Questo dipinto, largo circa una cinquantina di centimetri, di alcuni decenni or sono, racconta di un rapporto con la campagna, dei contadini e dei cacciatori, ispirato da una profonda ispirazione artistica, quasi un istinto ininterrotto dai tempi paleolitici quando sulle pareti delle loro grotte i cacciatori paleolitici raffiguravano naturalisticamente gli animali che vedevano quotidianamente nelle loro battute di caccia, come ad esempio sulle pareti di Grotta Romanelli a Castro sempre in Salento.
Un rapporto di profonda apertura a lasciarsi ispirare dalla natura, che è il segreto delle opere d’arte e delle realizzazioni umane più belle e armoniose, da riscoprire sempre!

Da un mio post facebook del 5 dicembre 2015.

 

Foto intitolata “IN ARCADIA EGO“.
Una stupenda foto bucolica che esalta l’importanza pittoresca degli allevamenti bradi lungo la costa salentina del Canale d’Otranto con visibile qui la chiamata “Torre Minervino”. Si vedono in foto pecore di razza di sarda, (ma in zona sono allevate anche pecore di razza moschia leccese), le bianche capre ioniche e capre di altre varietà, (in Puglia è allevata anche la capra garganica nera).
Un meraviglioso scatto realizzato dall’ingegnere Roberto Aloisio e da lui intitolato con la suggestione bucolica al famoso motto epigrafico misterioso “Et in Arcadia ego“, e pensiamo che la regione greca dell’Arcadia non è di fatto troppo lontana proprio da questi luoghi da cui si possono vedere i territori greci e albanesi all’orizzonte, (vi dista l’Arcadia in linea d’aria circa 400 km soprattutto di mare).
Foto mattina del 7 aprile 2019.

 

Approfondiamo anche sul Francolino nero (Francolinus francolinus)

Qui un bell’articolo dal titolo intrigante “Il Francolino degli italiani: una storia che merita di essere raccontata“, che ho condiviso in un mio post facebook del 10 settembre 2022.

 

 

Ricaviamo da quell’articolo che la specie era già ben nota già agli antichi greci, che non disdegnavano affatto la pratica della caccia agli uccelli e soprattutto ne apprezzavano le carni. I Romani identificarono il Francolino col termine greco latinizzato “attagen ionius” e con questo termine è citato, per la squisitezza delle carni, da Orazio nel I secolo a.C., e da Marziale nel I d.C. In ambito romano il francolino veniva esclusivamente allevato a scopo alimentare. Leggiamo che Federico II di Svevia (1194-1250), re anche della Puglia, conosceva bene il Francolino nero e lo cita più volte nel suo trattato sulla falconeria, “De arte venandi cum avibus”. Vengono riportate indicazioni di presenza della specie in natura a Roma, nel napoletano, in Calabria, in Toscana e in Lombardia. Con il passare del tempo le popolazioni  si rarefanno e, ad inizio ‘800, la specie viene considerata rara.

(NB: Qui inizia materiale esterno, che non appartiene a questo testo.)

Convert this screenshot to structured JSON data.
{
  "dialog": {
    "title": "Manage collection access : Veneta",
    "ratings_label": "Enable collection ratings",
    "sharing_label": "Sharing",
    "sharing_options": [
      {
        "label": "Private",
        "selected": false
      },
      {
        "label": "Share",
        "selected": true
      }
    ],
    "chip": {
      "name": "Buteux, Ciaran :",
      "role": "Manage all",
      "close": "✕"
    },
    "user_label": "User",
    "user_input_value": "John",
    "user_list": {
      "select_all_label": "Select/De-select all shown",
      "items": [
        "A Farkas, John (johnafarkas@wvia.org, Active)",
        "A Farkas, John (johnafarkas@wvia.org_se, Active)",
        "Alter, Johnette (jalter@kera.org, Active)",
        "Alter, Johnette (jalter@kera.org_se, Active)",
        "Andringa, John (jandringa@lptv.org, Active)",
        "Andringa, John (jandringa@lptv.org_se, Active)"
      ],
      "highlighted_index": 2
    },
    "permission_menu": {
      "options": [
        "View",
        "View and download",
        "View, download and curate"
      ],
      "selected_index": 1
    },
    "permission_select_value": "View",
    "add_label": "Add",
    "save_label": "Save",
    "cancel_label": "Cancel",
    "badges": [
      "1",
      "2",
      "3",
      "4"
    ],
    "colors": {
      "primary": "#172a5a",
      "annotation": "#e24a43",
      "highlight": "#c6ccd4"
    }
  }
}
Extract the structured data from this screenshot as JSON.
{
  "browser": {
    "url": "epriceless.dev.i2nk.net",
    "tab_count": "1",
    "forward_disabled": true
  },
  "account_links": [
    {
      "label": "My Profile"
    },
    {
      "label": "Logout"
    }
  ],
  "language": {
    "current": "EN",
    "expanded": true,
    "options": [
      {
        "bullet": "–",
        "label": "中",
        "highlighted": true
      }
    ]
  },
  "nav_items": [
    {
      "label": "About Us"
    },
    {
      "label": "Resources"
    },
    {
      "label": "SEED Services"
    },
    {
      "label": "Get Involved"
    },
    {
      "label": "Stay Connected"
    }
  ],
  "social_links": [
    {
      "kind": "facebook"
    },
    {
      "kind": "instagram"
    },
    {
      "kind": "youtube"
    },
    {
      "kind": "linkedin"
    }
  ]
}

E’ il momento di reintrodurla dal Mediterraneo orientale (Anatolia e Medio Oriente mediterraneo) dove ancora vive e dove si ritiene autoctona la specie, o anche a partire dagli allevamenti. Nel medioevo il francolino, assieme ai fagiani e alle pernici, era una delle prede d’eccellenza dell’astoreria, la caccia di “volo basso” con l’uso degli Accipitridi. La falconeria in senso lato, compresa quella di “volo alto” con l’utilizzo di Falconidi, era una prerogativa della nobiltà e forse questo fu il presupposto si ritiene dell’introduzione della specie nei regni cristiani del Mediterraneo centro-occidentale; ancora oggi il Francolino nero vive in Portogallo! Né possiamo escludere una sua antica diffusione anche naturale nel Mediterraneo centrale.